Стрельбицкий завалил на плечо сваю и пошел отыскивать склад номер шесть, испытывая странную уверенность, что приказание прораба не шататься по территории порта означает именно разрешение шататься со сваей на плече по всей территории порта, если это ему надо. Склад номер шесть Стрельбицкий нашел без труда и сразу увидел Яковлева. Вернее сказать, он его сразу узнал по некоторым заранее условленным признакам, так как до этого дня никогда с ним не встречался. Сторож Яковлев сидел на каменном фундаменте пакгауза, в коротком облезлом кожухе без рукавов, надетом прямо на голое тело. Прислонив к стене свою берданку, он как раз в это время посыпал солью из тряпочки янтарный кочан вареной пшонки[112], собираясь обедать. Стрельбицкий узнал его именно по кожуху с обрезанными рукавами.

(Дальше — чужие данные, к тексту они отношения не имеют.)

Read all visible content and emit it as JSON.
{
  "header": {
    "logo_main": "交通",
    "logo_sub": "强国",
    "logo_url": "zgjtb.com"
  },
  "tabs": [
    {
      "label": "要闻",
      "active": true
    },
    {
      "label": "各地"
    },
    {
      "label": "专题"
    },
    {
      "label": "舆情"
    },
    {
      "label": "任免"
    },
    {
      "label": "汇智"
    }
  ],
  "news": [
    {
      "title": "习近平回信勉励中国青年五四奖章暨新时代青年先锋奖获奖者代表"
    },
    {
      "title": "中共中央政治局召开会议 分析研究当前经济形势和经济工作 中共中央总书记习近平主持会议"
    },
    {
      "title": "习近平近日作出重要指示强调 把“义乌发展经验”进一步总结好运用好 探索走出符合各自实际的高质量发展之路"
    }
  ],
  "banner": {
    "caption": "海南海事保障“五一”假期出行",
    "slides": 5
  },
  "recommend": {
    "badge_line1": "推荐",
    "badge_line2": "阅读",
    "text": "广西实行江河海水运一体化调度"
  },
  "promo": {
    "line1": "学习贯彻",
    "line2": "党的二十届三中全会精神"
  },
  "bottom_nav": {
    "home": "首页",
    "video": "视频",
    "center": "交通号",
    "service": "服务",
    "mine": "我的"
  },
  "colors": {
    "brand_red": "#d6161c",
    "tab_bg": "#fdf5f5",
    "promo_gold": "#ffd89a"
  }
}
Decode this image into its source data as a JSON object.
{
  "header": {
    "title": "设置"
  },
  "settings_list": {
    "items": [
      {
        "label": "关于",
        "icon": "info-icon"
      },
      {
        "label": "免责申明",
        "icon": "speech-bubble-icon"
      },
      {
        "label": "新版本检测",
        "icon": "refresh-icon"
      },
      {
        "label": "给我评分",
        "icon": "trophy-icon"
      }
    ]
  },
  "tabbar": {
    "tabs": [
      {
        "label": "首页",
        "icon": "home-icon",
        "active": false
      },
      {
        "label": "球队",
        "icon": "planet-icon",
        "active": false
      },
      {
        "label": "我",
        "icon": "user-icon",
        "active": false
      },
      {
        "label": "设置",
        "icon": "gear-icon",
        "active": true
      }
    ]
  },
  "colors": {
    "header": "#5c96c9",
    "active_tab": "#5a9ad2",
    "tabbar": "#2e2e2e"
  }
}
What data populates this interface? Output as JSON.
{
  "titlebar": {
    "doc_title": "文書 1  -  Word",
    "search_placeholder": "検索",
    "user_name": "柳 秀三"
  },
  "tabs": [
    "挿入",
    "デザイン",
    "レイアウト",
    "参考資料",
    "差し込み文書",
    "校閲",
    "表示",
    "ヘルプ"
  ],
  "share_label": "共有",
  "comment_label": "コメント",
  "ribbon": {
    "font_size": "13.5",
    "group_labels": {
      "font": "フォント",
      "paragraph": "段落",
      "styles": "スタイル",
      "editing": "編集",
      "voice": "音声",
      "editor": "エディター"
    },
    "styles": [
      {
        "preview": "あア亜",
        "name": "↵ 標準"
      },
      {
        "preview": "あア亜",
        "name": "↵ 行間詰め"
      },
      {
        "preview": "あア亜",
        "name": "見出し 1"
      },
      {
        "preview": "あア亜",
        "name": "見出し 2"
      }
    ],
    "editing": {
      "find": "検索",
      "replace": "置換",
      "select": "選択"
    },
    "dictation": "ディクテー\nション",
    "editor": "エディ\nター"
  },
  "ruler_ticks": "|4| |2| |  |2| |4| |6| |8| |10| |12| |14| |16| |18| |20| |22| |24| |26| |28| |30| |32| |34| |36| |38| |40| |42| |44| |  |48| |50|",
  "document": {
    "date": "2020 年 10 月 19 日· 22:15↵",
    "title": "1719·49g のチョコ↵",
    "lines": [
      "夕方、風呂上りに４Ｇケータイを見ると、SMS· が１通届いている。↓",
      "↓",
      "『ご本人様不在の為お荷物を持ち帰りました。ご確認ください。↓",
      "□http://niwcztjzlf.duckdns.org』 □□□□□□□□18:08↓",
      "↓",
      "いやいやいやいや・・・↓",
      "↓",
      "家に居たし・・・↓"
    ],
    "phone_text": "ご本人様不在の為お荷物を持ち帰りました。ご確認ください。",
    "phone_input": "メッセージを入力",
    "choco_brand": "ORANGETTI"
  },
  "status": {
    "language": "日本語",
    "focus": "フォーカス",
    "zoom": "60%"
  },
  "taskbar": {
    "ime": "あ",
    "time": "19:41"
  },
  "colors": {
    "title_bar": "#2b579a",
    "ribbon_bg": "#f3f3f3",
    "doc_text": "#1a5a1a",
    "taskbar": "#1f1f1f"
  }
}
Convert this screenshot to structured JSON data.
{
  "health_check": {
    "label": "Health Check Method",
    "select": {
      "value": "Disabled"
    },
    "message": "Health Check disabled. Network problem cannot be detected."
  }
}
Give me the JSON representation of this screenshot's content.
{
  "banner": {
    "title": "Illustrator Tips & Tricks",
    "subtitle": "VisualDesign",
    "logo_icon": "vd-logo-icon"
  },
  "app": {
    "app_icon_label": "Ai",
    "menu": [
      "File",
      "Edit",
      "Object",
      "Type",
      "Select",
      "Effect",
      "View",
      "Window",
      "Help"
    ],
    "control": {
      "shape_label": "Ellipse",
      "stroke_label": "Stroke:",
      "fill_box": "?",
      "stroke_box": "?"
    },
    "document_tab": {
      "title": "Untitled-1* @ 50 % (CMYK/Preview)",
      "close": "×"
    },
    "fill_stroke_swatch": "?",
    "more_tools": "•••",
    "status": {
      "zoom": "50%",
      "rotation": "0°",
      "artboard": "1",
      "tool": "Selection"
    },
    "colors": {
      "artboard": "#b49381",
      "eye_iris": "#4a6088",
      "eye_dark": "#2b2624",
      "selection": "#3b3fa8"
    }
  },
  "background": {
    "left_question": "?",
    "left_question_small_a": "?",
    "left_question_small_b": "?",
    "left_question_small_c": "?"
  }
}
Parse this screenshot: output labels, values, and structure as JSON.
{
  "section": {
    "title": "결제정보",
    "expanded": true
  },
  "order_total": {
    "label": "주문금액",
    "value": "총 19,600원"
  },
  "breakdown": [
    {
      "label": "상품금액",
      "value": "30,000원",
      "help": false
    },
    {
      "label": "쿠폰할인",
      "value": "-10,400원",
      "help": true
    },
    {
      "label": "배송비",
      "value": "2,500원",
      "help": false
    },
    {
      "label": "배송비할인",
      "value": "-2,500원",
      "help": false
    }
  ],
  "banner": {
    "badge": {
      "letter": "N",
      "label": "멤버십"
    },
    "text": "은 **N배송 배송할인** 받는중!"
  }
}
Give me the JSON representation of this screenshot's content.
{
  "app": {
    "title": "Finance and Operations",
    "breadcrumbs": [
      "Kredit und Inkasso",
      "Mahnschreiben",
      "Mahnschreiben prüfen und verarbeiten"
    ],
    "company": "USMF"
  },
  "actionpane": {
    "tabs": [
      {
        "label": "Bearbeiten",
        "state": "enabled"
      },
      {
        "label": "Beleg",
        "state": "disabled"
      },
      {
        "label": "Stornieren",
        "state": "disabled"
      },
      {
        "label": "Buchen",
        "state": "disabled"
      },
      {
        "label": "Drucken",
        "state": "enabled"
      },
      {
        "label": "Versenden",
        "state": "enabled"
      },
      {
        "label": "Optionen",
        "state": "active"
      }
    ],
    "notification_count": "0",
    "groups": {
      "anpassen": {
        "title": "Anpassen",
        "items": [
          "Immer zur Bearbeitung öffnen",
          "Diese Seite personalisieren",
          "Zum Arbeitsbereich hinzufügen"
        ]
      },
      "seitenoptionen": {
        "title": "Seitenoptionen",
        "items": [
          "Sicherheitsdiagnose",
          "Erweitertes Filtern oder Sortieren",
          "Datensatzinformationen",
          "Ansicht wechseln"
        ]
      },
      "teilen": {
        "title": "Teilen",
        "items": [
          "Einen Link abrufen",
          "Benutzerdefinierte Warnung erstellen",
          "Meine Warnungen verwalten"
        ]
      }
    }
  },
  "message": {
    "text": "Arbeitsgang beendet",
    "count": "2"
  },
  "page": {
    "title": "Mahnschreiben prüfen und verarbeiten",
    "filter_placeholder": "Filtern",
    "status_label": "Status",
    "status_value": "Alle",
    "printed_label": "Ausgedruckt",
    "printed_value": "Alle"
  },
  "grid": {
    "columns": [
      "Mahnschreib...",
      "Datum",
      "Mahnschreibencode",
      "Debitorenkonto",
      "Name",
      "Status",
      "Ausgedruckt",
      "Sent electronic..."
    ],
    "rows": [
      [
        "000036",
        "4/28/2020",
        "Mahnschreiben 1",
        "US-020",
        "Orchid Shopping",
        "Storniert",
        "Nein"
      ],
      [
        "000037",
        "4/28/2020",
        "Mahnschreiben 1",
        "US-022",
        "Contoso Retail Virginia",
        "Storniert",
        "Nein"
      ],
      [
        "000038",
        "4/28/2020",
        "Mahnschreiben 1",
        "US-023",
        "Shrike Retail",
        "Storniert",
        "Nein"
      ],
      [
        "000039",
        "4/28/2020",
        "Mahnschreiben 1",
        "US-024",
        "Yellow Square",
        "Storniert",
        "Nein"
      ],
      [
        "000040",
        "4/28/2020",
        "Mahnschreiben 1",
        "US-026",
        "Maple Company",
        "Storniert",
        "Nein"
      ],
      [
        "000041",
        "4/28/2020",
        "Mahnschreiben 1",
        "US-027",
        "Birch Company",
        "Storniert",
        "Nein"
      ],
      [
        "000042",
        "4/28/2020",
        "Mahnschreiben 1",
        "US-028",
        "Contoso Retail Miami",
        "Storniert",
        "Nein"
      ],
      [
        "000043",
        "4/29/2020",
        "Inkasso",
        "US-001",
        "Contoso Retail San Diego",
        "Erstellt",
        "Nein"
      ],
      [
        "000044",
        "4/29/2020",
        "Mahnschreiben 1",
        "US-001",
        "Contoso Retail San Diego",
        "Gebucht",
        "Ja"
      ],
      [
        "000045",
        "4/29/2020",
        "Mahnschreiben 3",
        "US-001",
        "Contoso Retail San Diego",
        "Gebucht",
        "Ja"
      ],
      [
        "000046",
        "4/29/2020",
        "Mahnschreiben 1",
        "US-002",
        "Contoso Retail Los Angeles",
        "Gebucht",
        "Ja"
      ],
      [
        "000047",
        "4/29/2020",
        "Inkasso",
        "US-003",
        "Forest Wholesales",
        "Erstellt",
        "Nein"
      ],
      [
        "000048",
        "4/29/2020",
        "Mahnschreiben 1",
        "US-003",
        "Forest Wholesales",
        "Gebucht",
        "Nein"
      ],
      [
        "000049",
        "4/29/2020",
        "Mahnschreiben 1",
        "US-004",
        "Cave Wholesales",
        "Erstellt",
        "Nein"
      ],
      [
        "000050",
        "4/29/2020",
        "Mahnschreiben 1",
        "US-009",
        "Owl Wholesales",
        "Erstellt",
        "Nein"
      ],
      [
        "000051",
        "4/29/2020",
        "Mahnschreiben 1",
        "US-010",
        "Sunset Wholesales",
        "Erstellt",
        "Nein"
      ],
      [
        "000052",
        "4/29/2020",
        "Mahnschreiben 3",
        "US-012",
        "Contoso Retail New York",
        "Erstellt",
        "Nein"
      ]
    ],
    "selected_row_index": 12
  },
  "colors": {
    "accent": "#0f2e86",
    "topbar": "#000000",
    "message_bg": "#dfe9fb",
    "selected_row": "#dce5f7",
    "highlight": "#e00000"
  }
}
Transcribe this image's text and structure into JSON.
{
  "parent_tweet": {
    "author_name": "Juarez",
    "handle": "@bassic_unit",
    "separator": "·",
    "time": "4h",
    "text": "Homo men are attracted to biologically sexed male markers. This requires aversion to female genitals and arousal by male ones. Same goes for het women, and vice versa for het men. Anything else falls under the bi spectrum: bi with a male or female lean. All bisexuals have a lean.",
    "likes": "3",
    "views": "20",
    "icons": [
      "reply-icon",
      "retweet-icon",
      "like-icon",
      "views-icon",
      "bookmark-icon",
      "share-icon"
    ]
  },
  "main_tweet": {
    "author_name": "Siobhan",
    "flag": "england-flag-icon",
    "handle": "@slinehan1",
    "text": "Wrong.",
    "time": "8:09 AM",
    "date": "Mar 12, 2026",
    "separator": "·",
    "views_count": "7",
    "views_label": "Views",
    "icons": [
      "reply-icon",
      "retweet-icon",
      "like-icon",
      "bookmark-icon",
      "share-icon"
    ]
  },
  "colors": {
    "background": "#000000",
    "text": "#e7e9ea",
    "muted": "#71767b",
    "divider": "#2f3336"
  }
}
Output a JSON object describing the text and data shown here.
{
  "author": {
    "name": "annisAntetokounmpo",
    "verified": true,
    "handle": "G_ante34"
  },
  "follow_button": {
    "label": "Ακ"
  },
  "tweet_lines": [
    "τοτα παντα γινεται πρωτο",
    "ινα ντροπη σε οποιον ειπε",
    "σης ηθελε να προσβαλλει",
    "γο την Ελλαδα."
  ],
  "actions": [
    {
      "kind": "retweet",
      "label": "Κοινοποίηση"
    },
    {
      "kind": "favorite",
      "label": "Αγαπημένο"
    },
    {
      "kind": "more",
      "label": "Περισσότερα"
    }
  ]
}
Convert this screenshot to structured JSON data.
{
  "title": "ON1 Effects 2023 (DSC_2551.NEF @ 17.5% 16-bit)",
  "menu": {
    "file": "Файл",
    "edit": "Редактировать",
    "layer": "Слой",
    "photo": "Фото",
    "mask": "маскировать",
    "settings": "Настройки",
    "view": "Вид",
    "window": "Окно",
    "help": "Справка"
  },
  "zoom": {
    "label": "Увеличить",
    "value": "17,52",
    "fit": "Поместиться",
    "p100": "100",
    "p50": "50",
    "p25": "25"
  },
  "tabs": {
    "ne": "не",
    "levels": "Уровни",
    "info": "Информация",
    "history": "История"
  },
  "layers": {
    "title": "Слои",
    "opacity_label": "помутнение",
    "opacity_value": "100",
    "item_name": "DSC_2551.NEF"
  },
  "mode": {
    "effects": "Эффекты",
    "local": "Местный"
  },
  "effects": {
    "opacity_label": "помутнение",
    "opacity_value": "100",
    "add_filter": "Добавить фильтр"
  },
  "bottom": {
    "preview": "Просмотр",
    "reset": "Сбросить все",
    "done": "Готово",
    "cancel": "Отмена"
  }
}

– Хлеб-соль! – сказал Стрельбицкий, опуская на землю сваю.
– Спасибо. Проходи! – сурово сказал сторож. – Останавливаться строго воспрещается.
– Вы, часом, будете не Яковлев?
– Ну – Яковлев. А что надо?
– Кланяется вам Софья Петровна…
– Седайте, – сказал Яковлев, тотчас вытирая место рядом с собой полой кожуха. – Пшонки не угодно?
Стрельбицкий сел.
– Не откажусь.
Яковлев разломил длинный упругий кочан, посолил и подал Стрельбицкому лучшую, «молодую» половину:
– Кушайте, прошу вас.
Стрельбицкий проголодался. Он с удовольствием взялся за твердоватый кочан, сгрызая зубами крепкие, как бы даже деревянные, но вместе с тем сочные сладковатые граненые зерна кукурузы. Половинка кочана, протянутая ему на черной ладони, сказала Стрельбицкому гораздо больше, чем могла сказать любая условная фраза. Некоторое время они молча жевали, как люди, давным-давно знакомые друг с другом. Жгучее солнце стояло почти над головой, и их слитая тень лежала на сияющей мостовой, резкая и густая, как разлитые фиолетовые чернила.
– Так вы говорите, кланяется Софья Петровна? – наконец сказал Яковлев, бросая голубям огрызок своего кочана.
– Ага, – кивнул головой Стрельбицкий, все еще продолжая жевать.
– А я, скорей всего, ожидал, что Гавриил Семенович передает привет, – тонко прищурившись, заметил Яковлев.
– Это само собой, – ответил Стрельбицкий, строго посмотрев на простодушное, сильно попорченное оспой синеглазое лицо старика.